Algo muy semejante reconoce Herrero de Miñón refiriéndose al artículo octavo:

«Fraga se encontraba ausente y en consecuencia existía empate a tres [habla de una reunión en la Ponencia Constitucional). Extraje de la cartera los documentos y sólo enseñé el membrete de Vicepresidente para asuntos de Defensa y el tampón de ‘secreto’. Los agité con mucho énfasis y así fue aceptado ante tamaños poderes, lo que después fue el artículo octavo de la Constitución». "Memorias de estío", Ediciones Temas de Hoy, página 144.

Dos apuntes más que relatan el ambiente todo menos democrático que rodeaba la gestación del documento.

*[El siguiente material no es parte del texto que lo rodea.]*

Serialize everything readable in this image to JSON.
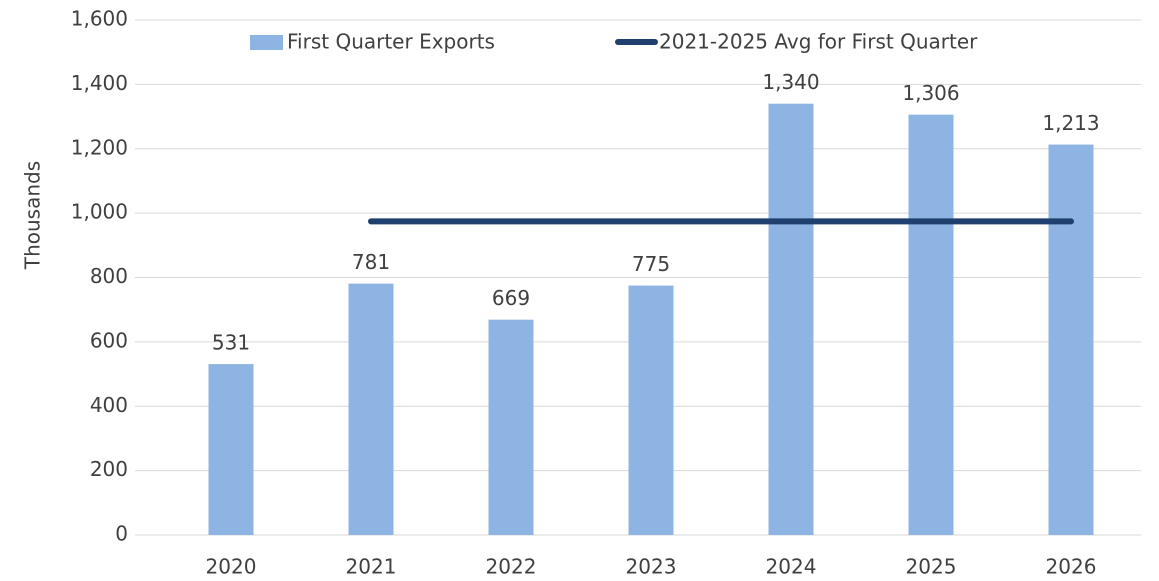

Es el mismo Solé Tura quien reconoce «de haber votado la incorporación del derecho de autodeterminación tal como proponía el diputado señor Letamendia no habríamos tenido ni derecho de autodeterminación, ni autonomías y posiblemente ni Constitución». "Nacionalidades y nacionalismos en España", Alianza ed., página 140.

Afirmación similar a lo que atestiguaba el socialista Peces Barba «de haber votado la enmienda de Letamendia [el derecho de autodeterminación] no solamente no hubiera habido autodeterminación, sino posiblemente ni siquiera democracia». Diario de Sesiones del Congreso, 16 junio 1978.

Han pasado 40 años. ¿No piensan los españoles cambiar una ley que se escribió cerrando la puerta a las demandas vascas, que obtuvo en el referéndum una mayoría vasca de negativas y abstenciones, que se redactó con todas las fuerzas del régimen anterior a pleno rendimiento y con los artículos 2º y 8º impuestos desde instancias ajenas a los redactores? ¿No es hora ya de que dejen de hablar de la constitución española como democrática?